“It—looks to me,” said Sally, “as if you’re bound to make me see somebody killed. Joe, would you mind leading a little bit less adventurous life for a while? While I’m around?”
He managed to grin. But he still did not feel right.
“Nothing I can do until I can look at the plane,” he said, changing the subject, “and I can’t find the Chief until tonight. Could we sightsee a little?”
She nodded. They went out from under the intricate framework that upheld the Platform. They went, in fact, completely under that colossal incomplete object. Sally indicated the sidewall.
“Let’s go look at the pushpots. They’re fascinating!”
She led the way. The enormous spaciousness of the Shed again became evident. There was a catwalk part way up the inward curving wall. Someone leaned on its railing and surveyed the interior of the Shed. He would probably be a security man. Maybe the fist fight up on the Platform had been seen, or maybe not. The man on the catwalk was hardly more than a speck, and it occurred to Joe that there must be other watchers’ posts high up on the outer shell where men could search the sunlit desert outside for signs of danger.
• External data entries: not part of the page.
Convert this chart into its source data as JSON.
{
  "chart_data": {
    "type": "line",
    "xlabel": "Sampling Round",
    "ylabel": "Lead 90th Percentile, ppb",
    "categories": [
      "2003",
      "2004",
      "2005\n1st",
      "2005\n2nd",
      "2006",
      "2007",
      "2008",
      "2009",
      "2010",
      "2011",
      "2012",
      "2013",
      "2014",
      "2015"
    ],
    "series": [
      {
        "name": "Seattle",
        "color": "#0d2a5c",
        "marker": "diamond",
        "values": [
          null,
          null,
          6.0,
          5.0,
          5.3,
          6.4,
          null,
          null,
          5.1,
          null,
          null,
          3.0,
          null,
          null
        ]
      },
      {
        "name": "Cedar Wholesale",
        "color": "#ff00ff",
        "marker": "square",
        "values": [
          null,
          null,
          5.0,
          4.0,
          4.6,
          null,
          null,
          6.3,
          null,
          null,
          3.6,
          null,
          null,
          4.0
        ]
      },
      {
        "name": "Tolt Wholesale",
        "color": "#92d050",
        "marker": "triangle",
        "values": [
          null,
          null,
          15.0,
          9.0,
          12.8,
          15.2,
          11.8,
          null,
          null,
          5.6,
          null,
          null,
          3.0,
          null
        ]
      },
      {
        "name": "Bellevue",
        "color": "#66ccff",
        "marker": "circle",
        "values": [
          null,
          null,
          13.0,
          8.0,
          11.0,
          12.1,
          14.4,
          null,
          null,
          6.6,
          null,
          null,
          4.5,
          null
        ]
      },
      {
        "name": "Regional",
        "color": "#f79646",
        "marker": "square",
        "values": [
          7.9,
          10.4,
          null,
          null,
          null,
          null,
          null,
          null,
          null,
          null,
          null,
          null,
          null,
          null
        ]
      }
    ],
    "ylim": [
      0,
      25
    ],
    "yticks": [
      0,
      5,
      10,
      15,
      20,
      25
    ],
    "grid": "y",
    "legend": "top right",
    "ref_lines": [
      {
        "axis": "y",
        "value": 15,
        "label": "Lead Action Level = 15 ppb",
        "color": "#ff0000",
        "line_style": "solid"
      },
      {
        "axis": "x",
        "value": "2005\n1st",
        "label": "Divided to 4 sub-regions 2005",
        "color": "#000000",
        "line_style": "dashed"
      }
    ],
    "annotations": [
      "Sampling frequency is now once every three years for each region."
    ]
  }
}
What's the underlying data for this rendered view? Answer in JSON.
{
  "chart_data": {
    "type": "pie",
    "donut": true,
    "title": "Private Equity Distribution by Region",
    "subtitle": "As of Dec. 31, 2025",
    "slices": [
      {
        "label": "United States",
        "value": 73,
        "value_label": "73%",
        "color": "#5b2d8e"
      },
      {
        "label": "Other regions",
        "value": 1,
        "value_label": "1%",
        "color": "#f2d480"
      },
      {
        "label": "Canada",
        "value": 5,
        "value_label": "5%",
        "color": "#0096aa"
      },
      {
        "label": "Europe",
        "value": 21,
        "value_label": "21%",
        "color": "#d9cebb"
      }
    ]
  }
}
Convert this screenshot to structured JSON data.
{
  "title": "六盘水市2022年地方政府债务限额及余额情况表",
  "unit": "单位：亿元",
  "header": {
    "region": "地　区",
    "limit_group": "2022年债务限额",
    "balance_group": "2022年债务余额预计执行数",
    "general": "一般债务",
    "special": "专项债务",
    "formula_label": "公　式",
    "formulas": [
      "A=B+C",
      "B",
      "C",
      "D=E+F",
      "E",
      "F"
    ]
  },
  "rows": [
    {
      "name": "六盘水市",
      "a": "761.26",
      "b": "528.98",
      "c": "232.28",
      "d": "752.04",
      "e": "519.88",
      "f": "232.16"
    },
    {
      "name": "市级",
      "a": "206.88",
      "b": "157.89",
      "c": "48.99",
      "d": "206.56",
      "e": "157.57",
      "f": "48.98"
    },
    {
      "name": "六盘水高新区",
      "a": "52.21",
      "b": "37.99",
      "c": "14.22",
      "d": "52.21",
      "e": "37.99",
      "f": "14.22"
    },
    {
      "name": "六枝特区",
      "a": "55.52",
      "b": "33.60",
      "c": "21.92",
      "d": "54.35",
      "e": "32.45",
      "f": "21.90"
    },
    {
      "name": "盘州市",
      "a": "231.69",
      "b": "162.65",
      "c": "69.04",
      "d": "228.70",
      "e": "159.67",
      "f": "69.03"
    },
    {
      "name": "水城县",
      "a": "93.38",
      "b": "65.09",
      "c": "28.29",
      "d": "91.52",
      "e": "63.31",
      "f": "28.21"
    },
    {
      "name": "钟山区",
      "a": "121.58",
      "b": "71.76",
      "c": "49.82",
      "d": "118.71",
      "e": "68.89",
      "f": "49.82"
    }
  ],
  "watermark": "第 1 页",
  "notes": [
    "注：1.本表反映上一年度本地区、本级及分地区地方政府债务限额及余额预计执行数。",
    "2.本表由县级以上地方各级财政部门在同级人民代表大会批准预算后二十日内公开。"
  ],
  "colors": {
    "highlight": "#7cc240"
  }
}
But he turned and looked yearningly back at the monstrous thing under the mist of scaffolding. For the first time he could make out its shape. It was something like an egg, but a great deal more like something he couldn’t put a name to. Actually it was exactly like nothing in the world but itself, and when it was out in space there would be nothing left on Earth like it.
It would be in a fashion a world in itself, independent of the Earth that made it. There would be hydroponic tanks in which plants would grow to purify its air and feed its crew. There would be telescopes with which men would be able to study the stars as they had never been able to do from the bottom of Earth’s ocean of turbulent air. But it would serve Earth.
There would be communicators. They would pick up microwave messages and retransmit them to destinations far around the curve of the planet, or else store them and retransmit them to the other side of the world an hour or two hours later.
It would store fuel with which men could presently set out for the stars—and out to emptiness for nuclear experiments that must not be made on Earth. And finally it would be armed with squat, deadly atomic missiles that no nation could possibly defy. And so this Space Platform would keep peace on Earth.